When scientists first got hold of optical devices in the 1600s — the microscope, etc. — which let them peer at aborted embryos and fetuses with a high degree of magnification, they found human contours and organs begin to develop very early on. They quite naturally jumped to the conclusion that perhaps Augustine and Aquinas had been wrong: perhaps "hominization," the juncture at which a fetus becomes a human being, occurs at or precious near the very moment when sperm meets egg.
Hence, maybe all abortions kill a human person.
But wait. Today, as Dombrowski and Deltete point out, our much more advanced science of embryology gives us reason to believe that Augustine and Aquinas were correct after all.
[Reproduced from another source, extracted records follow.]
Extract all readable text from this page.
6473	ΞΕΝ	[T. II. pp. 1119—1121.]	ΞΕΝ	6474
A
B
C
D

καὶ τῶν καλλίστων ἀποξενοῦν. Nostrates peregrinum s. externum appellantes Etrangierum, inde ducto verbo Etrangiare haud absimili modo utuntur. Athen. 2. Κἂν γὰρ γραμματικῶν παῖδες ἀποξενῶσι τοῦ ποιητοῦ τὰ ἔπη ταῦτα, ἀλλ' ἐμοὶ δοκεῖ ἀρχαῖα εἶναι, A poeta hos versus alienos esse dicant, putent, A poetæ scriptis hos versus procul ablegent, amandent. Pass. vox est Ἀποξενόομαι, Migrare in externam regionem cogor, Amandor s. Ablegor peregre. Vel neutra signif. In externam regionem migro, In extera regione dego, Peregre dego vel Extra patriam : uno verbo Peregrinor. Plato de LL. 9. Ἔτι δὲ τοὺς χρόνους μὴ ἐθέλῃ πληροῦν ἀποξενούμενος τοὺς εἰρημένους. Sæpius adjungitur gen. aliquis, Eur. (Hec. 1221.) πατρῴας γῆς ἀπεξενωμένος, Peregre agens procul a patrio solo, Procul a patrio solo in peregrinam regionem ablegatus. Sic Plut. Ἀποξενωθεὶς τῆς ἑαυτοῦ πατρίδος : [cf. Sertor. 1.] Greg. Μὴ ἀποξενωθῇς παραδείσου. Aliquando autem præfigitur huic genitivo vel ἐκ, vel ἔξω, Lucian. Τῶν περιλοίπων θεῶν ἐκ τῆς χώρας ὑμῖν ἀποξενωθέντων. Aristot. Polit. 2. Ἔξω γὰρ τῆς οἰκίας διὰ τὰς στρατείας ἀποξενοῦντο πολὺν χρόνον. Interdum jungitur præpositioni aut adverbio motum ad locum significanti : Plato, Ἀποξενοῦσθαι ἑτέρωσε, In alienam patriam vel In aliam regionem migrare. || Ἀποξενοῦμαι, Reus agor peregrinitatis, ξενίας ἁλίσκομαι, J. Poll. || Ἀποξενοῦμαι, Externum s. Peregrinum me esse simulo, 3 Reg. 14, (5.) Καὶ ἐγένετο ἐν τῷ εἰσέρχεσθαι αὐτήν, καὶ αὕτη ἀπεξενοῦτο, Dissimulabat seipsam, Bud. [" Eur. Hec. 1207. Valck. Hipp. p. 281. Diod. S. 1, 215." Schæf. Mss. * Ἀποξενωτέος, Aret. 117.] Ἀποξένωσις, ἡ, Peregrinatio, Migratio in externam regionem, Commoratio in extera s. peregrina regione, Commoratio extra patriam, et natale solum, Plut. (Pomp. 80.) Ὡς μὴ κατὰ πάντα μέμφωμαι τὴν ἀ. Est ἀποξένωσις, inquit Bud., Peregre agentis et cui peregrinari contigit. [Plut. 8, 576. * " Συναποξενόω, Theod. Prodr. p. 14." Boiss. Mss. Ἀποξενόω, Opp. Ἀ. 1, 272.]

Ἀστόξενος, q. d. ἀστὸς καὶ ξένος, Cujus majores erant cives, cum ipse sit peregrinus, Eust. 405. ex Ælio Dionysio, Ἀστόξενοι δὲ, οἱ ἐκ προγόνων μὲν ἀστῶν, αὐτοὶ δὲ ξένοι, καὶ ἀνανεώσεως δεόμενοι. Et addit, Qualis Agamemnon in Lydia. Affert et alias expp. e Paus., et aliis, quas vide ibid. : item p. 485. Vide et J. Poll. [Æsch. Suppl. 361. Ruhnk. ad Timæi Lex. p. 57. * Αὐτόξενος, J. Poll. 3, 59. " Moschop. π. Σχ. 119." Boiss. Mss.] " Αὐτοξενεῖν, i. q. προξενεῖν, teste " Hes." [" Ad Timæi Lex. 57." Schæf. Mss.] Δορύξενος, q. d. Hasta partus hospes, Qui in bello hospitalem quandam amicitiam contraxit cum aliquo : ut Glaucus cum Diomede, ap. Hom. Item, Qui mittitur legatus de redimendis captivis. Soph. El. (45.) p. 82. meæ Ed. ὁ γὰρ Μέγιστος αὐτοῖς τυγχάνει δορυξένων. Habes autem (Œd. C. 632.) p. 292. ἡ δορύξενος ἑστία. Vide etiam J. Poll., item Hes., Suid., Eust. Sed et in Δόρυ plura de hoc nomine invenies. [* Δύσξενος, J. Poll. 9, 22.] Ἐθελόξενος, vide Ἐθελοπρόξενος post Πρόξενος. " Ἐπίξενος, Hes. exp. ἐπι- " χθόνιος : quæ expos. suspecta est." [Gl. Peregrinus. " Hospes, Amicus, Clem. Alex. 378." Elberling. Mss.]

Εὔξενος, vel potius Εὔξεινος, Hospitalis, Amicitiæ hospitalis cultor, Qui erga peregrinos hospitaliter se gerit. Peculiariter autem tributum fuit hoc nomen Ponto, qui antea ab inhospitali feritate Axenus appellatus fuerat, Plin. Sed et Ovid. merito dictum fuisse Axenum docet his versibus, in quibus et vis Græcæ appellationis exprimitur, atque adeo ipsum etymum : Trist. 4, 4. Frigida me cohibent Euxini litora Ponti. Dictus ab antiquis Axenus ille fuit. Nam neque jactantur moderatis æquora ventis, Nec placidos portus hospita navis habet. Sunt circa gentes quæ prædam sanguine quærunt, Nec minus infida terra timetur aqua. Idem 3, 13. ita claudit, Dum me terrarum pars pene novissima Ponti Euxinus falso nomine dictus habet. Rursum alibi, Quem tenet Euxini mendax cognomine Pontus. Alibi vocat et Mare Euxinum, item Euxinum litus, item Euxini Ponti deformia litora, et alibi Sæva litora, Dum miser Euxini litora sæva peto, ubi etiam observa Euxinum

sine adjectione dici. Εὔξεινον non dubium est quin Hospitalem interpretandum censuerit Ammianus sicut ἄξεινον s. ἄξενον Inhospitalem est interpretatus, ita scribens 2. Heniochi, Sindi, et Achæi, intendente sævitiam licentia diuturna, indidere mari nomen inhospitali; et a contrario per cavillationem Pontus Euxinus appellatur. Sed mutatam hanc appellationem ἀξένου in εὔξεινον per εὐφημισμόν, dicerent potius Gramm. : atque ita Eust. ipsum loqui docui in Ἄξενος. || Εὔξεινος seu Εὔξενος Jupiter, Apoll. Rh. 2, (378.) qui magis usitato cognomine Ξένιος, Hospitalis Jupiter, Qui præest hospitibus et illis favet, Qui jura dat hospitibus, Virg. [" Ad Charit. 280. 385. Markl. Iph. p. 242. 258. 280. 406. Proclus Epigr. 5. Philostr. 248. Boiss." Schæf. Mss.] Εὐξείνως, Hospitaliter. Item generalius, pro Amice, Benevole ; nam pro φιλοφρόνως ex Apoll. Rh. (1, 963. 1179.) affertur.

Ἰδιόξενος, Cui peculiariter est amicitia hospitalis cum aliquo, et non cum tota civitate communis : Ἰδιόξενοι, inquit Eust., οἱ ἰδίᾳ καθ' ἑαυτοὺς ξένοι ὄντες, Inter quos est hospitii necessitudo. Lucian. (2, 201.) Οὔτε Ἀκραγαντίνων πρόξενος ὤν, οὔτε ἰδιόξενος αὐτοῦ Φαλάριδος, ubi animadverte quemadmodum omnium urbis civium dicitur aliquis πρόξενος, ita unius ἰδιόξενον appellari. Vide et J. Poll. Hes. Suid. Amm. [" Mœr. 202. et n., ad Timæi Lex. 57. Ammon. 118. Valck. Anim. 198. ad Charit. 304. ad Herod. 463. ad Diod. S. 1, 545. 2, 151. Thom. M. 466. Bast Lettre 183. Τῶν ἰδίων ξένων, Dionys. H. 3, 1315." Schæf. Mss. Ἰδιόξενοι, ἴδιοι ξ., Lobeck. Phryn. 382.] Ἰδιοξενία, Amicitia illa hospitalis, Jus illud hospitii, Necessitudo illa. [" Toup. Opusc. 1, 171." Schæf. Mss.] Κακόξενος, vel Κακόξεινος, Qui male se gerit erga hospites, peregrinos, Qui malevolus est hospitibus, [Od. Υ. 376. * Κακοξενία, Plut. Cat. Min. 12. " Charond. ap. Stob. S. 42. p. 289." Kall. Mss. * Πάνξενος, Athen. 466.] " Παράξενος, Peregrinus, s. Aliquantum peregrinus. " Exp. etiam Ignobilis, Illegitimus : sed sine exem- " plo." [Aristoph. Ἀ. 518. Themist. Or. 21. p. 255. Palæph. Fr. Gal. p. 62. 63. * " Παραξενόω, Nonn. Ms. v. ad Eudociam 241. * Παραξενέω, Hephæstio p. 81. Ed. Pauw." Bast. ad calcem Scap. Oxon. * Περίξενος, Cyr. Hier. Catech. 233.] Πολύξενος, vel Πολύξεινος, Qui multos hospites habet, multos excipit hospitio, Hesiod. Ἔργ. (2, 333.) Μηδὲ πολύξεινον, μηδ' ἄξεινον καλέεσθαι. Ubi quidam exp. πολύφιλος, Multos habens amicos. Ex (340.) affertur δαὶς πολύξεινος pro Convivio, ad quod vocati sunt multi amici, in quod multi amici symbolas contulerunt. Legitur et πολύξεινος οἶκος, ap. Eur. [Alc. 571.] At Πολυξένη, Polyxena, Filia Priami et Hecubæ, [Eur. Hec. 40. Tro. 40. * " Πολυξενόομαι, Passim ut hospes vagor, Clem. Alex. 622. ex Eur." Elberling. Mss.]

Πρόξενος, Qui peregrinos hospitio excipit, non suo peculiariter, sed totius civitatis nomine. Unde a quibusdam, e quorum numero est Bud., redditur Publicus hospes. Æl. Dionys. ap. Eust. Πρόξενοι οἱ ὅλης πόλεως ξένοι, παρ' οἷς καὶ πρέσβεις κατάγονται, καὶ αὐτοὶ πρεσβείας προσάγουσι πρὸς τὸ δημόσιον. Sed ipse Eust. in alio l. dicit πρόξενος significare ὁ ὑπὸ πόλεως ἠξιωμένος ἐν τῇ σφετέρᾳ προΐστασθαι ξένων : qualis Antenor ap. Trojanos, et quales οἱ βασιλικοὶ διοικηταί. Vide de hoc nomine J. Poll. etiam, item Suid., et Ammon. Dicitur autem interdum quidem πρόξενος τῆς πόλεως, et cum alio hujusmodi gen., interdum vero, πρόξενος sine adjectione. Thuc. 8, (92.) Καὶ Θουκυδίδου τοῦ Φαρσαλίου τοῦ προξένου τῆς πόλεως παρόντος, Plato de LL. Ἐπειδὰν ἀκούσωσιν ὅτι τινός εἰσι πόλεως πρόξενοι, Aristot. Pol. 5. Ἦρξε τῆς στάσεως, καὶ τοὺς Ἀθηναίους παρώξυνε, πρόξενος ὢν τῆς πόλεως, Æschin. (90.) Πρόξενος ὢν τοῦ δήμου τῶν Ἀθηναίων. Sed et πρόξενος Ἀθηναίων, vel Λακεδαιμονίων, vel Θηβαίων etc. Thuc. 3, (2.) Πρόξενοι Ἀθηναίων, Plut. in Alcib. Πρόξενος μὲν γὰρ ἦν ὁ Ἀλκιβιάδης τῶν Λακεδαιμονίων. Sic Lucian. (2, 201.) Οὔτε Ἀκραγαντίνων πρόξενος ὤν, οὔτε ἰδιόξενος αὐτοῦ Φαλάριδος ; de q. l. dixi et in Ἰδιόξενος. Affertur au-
Though tiny embryos quickly develop recognizable organs, including brains, the cells in the forming brain don't actually start to communicate with one another until the 25th through 32nd weeks of pregnancy.
Accordingly, what Messrs. D and D refer to as "sentiency" — sentience, self-awareness, higher cognitive function — are entirely missing in younger fetuses. And it is to the onset of sentiency that the authors say we may ascribe the advent of the "intelligent," or truly human, soul. That this is the time at which the fetus can first hope to survive outside the womb is further indication that abortions in the first or even the second trimester of pregnancy are not murder.